Angela Merkel war die erste deutsche Kanzlerin in der Geschichte des Landes. Auch wenn junge Deutsche und Frauen keine andere Kanzlerin als Merkel an der Macht hatten, hatte man lange Zeit nicht das Gefühl, dass ihre Regierung die Stellung der Frauen in der Gesellschaft verbessern würde. Gehaltsunterschiede bestehen weiterhin (19 %), die Zahl der Frauen im Bundestag und in den Ämtern der Oberbürgermeister deutscher Städte ist zurückgegangen. Und als Deutschland 2015 Frauenquoten in Unternehmensaufsichtsräten einführte, blockierte Angela Merkel selbst den Vorschlag zwei Jahre lang.

Gegen Ende ihrer Ära begann sich Merkels Haltung deutlicher zu ändern. Im September 2021 schloss sie es mit der unmissverständlichen Erklärung ab, dass sie Feministin sei. „Grundsätzlich geht es darum, dass Männer und Frauen gleichberechtigt sind, was die Teilhabe am gesellschaftlichen Leben, aber auch am Leben im Allgemeinen betrifft. Und in diesem Sinne kann ich sagen: Ja, ich bin Feministin“, sagte sie anschließend. Treffen mit der nigerianischen Schriftstellerin Chimamanda Ngozi Adichie, die sich in ihren Büchern mit Fragen der Gleichstellung der Geschlechter und des Feminismus befasst.

In Deutschland kann jeder sein, wer er sein möchte. So kann schon ein kleines Mädchen Bundeskanzlerin werden. CDU-Slogan mit Porträt der 3-jährigen Angela Merkel. Foto – ZVM-Archiv

Ungeachtet der Zurückhaltung Angela Merkels gegenüber der Stellung der Frau können wir sagen, dass sie am Ende ihrer Ära ihre Mentalität hinsichtlich der Rolle, die Frauen in der Politik spielen sollten, geändert hat. Laut einer Studie der Agentur Ipsos stimmen mehr als die Hälfte der Befragten (54 %) der Aussage zu, dass die Welt zufriedener und erfolgreicher wäre, wenn es mehr weibliche Führungspersönlichkeiten in der Politik gäbe. Weniger als 28 Prozent waren dagegen.

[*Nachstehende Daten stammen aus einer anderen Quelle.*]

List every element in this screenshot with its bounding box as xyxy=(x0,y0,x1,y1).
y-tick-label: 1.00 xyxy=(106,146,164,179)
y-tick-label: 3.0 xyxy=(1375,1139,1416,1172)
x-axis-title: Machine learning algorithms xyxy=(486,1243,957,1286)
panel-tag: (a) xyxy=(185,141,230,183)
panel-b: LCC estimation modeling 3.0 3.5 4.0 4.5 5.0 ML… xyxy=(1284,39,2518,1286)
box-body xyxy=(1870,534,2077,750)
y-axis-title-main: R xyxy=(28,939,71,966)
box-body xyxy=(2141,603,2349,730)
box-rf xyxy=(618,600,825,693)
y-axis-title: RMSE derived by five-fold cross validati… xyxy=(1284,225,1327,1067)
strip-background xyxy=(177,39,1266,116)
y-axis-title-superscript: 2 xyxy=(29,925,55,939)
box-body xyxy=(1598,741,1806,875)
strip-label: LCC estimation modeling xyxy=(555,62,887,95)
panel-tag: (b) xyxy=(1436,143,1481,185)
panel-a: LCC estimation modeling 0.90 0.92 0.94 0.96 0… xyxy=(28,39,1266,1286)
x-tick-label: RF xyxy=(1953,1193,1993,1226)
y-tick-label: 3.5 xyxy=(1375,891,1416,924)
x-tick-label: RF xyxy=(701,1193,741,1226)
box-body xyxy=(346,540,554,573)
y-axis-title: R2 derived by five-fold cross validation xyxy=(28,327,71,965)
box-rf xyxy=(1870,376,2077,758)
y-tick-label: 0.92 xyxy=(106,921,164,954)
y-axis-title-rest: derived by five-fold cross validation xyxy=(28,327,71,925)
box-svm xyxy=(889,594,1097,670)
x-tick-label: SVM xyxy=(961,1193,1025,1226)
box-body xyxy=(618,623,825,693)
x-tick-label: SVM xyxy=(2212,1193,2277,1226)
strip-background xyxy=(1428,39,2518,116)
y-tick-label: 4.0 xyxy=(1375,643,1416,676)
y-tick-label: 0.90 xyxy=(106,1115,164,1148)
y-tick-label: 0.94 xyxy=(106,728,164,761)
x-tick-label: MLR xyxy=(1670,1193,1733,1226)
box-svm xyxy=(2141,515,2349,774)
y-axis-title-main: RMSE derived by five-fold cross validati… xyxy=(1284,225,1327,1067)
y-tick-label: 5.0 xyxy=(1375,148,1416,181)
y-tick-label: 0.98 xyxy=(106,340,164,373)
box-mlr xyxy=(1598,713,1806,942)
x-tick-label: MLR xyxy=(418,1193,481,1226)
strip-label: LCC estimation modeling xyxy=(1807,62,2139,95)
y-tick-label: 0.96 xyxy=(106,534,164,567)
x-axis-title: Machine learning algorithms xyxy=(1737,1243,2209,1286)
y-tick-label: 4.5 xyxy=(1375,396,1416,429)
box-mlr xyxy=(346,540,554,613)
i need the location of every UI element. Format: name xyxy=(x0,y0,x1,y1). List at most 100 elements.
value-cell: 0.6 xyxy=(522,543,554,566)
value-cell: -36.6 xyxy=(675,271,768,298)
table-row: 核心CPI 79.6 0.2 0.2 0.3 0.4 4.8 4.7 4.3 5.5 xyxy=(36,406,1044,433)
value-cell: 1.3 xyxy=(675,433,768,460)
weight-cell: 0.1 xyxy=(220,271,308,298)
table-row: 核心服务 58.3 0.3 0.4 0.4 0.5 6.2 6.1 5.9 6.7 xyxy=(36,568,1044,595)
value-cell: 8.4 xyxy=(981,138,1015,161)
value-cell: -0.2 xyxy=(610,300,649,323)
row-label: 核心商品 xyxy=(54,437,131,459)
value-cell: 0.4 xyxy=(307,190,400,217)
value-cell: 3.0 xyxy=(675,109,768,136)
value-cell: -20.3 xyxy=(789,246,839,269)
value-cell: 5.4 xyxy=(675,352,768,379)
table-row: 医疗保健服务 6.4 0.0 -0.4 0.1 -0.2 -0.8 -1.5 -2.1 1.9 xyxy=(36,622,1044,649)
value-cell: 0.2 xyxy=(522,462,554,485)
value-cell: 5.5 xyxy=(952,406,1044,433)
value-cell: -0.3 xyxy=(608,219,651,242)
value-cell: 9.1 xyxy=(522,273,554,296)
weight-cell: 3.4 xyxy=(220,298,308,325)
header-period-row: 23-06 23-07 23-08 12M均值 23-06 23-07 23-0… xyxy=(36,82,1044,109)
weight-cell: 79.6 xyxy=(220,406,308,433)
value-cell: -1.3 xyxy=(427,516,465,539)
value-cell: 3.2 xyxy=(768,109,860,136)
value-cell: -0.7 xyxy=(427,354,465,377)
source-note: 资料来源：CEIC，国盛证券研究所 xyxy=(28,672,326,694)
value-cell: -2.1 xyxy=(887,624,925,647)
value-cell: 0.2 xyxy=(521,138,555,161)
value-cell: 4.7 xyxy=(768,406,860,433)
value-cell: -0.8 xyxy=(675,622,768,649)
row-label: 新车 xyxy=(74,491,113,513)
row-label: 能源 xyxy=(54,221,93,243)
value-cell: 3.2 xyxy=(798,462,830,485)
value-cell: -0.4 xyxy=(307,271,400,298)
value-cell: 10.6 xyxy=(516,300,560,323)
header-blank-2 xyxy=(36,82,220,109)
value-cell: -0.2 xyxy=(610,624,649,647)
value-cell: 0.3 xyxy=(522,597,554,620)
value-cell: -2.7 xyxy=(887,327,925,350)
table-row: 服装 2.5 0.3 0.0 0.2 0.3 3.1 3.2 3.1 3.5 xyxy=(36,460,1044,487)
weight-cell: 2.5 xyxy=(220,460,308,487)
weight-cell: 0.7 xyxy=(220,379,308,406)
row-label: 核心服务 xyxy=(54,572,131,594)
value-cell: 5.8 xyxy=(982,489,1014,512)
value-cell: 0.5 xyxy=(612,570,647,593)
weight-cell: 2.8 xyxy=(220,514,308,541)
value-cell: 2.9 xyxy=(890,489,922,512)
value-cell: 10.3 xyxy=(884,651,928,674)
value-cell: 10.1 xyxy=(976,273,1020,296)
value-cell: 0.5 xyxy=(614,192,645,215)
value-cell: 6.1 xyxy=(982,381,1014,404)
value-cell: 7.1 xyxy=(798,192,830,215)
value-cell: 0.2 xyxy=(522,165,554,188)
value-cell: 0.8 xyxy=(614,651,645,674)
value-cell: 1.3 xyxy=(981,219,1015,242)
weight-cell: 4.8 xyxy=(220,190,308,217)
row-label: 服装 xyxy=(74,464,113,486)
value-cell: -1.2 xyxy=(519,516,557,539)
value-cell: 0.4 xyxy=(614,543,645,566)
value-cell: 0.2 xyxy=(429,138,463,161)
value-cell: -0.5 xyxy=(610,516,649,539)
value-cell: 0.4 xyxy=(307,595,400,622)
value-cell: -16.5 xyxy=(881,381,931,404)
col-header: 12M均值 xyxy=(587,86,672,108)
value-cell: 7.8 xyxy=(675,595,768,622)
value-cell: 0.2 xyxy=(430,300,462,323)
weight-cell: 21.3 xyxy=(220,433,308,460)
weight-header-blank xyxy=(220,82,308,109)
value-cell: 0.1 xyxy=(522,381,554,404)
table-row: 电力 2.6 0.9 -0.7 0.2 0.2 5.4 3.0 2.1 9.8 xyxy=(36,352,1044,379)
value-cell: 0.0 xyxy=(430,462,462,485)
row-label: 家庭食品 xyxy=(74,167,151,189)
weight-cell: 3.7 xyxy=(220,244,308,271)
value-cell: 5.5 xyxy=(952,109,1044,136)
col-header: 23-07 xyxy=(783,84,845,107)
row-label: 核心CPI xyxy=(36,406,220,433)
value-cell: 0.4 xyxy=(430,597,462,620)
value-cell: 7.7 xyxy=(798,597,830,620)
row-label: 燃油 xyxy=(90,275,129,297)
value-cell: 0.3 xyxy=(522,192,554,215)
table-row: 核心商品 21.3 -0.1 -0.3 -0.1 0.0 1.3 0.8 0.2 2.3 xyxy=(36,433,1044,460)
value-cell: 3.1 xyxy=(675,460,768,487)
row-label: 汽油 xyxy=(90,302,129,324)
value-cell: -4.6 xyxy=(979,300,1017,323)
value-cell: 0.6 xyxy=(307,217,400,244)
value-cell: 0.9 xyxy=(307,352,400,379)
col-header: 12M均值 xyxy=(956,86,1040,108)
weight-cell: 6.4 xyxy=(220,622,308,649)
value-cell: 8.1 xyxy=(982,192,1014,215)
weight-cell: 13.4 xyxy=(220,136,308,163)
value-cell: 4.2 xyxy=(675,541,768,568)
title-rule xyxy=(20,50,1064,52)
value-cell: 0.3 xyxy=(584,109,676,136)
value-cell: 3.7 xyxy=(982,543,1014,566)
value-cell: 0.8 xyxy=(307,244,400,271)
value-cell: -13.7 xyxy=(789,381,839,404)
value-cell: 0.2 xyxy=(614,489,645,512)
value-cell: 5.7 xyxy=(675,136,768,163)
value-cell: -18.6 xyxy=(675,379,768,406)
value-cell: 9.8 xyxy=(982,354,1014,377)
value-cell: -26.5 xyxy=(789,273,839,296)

Das Ende von Angela Merkels Amtszeit als Bundeskanzlerin geht zu Ende, und die Bundestagswahl am Sonntag entscheidet darüber, wer sie ersetzt. Sie hat zwei sehr wichtige Dinge in der Politik gezeigt: Man muss nicht populistisch sein, man muss nicht korrupt sein, man muss keine starken Worte und kein Ego haben und dennoch kann man als Politikerin erfolgreich sein .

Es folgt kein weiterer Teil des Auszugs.